DA: We need all kinds of poets and all kinds of poems about anything and everything. Not every poem is going to reach everybody. One reason pop culture poems can appeal to non-poetry readers is their potential to affirm the material of our daily life as a worthy subject of art. Seeing one’s world in a poem can be so liberatory. It can invite new readers and writers. I don’t think having more readers and writers of poetry will change the intimacy of the form. That very intimacy is what drew me to poetry. The poem became the room without ego: I could deeply think and feel and imagine without fear or shame.
CC: Is there a piece of pop culture that you'd like to work into a poem but haven’t yet?
DA: I’ve wanted to write a Sailor Moon poem, and even though I wrote one called “Silver Millennium” it isn’t collected in either of my books. I hope one day to write one that will appear in a book. I feel like I’m cheating with that answer though. So I’ll say, there’s a poem I’ve been struggling to write based on a picture that always makes the rounds on Twitter: it’s the photo of Denzel Washington and Keanu Reeves looking dashing on the set of Much Ado About Nothing. It’ll be the best thirst poem I ever write… whenever I get around to writing it.
CC: Do you have a favorite poem or poet that crops up in a tv show, film, or song? What about its appearance delights you? If not, what’s a poem you love that you’d like to see used in a film, on TV, in a song, or elsewhere in the pop culture ether?

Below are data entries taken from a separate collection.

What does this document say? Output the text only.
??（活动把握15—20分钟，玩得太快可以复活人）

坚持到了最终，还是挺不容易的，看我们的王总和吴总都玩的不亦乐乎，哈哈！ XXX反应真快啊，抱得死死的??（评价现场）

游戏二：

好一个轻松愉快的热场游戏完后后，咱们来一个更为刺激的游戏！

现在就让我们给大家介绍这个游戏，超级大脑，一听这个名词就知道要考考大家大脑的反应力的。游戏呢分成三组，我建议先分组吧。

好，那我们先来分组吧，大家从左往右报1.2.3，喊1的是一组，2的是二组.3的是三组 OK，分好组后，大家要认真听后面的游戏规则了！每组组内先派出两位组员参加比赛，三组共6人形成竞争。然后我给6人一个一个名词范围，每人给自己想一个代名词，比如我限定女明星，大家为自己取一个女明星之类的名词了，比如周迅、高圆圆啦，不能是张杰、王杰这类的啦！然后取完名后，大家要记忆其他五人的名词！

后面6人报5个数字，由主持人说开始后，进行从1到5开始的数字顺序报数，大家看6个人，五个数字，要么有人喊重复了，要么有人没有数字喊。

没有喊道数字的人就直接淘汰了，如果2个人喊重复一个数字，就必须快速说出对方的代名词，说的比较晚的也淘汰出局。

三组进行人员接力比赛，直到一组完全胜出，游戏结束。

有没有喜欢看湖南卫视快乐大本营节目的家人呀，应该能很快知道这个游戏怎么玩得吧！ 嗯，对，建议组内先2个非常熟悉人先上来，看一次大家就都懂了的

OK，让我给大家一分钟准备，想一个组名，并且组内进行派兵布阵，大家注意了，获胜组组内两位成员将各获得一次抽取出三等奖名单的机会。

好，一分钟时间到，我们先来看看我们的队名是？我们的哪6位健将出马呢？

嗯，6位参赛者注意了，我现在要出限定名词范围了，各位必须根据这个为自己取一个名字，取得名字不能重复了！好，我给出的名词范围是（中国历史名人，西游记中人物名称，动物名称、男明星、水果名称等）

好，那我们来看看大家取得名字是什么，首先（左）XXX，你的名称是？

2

DA: One of my earliest encounters with poetry was through watching X-Men: The Animated Series: Beast would quote Dickinson, Tennyson, and the Bible in the middle of a brawl or during a poignant moment. I didn’t recognize the poems then, but their inclusion in a Saturday morning cartoon delights me in retrospect. As an adult, I think Jane Campion’s movie Bright Star about the courtship of John Keats and Fanny Brawne is one of the best movies about a writer I’ve ever seen. Luminous, melancholy, erotic, it’s like a Keats poem come to life. But it also unashamedly leans into how un-cinematic writing is: there’s no great scene of artistic fervor. It’s a lot of sitting around in rooms and crossing things out on paper and doing anything other than writing.